Francesco Pavone Hot Topics presentation: Journey into the Brain: from Single Synapse to Whole Brain Anatomy by Correlative Microscopy

Presented at SPIE Photonics West 2014

04 March 2014

The study of the brain's plasticity, or its ability to change, helps to reveal how it works. The secrets of brain activity and its control of motion are hidden in the structures, the functionality and the morphology of the physical brain, notes Francesco Pavone of the European Laboratory for Non-Linear Spectroscopy (LENS) in his presentation,"Journey into the Brain: from Single Synapse to Whole Brain Anatomy by Correlative Microscopy."

We know synapses are formed through chemical interactions and electrical connections are made, Pavone says. But in order to understand the process we must examine the brain at several different scales. A cadre of optical methods such as correlative microscopy, optical manipulation, 3D tomography, confocal light sheet microscopy, and multimodal camera imaging are used to examine the brain at highly localized regions but at the multiple scales to reveal these inner workings.

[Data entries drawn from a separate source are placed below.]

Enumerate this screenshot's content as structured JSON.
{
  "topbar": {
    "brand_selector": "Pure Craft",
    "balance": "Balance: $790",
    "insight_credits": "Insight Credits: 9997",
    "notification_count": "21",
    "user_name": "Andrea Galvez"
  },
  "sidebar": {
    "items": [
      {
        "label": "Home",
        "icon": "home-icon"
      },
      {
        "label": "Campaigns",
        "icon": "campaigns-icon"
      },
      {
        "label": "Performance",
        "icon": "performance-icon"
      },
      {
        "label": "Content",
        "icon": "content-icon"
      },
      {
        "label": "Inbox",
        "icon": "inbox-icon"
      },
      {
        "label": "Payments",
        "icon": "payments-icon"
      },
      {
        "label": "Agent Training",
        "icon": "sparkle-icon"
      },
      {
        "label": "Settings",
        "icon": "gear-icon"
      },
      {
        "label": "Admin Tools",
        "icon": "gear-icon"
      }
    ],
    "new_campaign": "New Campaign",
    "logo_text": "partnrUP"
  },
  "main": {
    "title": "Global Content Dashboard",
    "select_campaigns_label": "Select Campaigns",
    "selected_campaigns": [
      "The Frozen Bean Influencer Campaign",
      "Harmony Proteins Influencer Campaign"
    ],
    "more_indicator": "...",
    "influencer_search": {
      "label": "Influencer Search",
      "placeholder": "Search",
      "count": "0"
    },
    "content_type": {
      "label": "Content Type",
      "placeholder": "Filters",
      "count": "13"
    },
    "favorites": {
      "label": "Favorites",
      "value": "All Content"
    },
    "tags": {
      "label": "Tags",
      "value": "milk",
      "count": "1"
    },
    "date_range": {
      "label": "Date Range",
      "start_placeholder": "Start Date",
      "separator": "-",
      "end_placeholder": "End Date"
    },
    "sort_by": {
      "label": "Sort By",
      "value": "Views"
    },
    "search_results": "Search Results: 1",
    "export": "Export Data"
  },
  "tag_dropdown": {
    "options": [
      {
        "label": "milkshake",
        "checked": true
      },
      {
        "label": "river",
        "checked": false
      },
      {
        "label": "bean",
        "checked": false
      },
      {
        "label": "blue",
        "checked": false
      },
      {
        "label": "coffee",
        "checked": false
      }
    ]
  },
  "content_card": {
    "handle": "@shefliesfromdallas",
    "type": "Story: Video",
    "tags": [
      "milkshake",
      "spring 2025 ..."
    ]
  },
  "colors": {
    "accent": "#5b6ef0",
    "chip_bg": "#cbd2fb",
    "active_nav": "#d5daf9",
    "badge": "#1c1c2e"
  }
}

Pavone is director of the international PhD program at LENS. He obtained his Laurea degree in physics at the University of Florence (Italy) in 1989. In 1993, he obtained a PhD in optics at the National Institute for Optics (Italy). In 1997, he spent 1 1/2 years as Maitre de Conférences Associe au College de France doing experimental work at the Ecole Normale Superieure (ENS) of Paris with Prof. Claude Cohen-Tannoudji. In 1998, he became associate professor of physics at the University of Perugia (Italy) and scientific director of the section of Atomic and Molecular Physics at LENS. Since 2004, he has been a professor of physics at the University of Florence.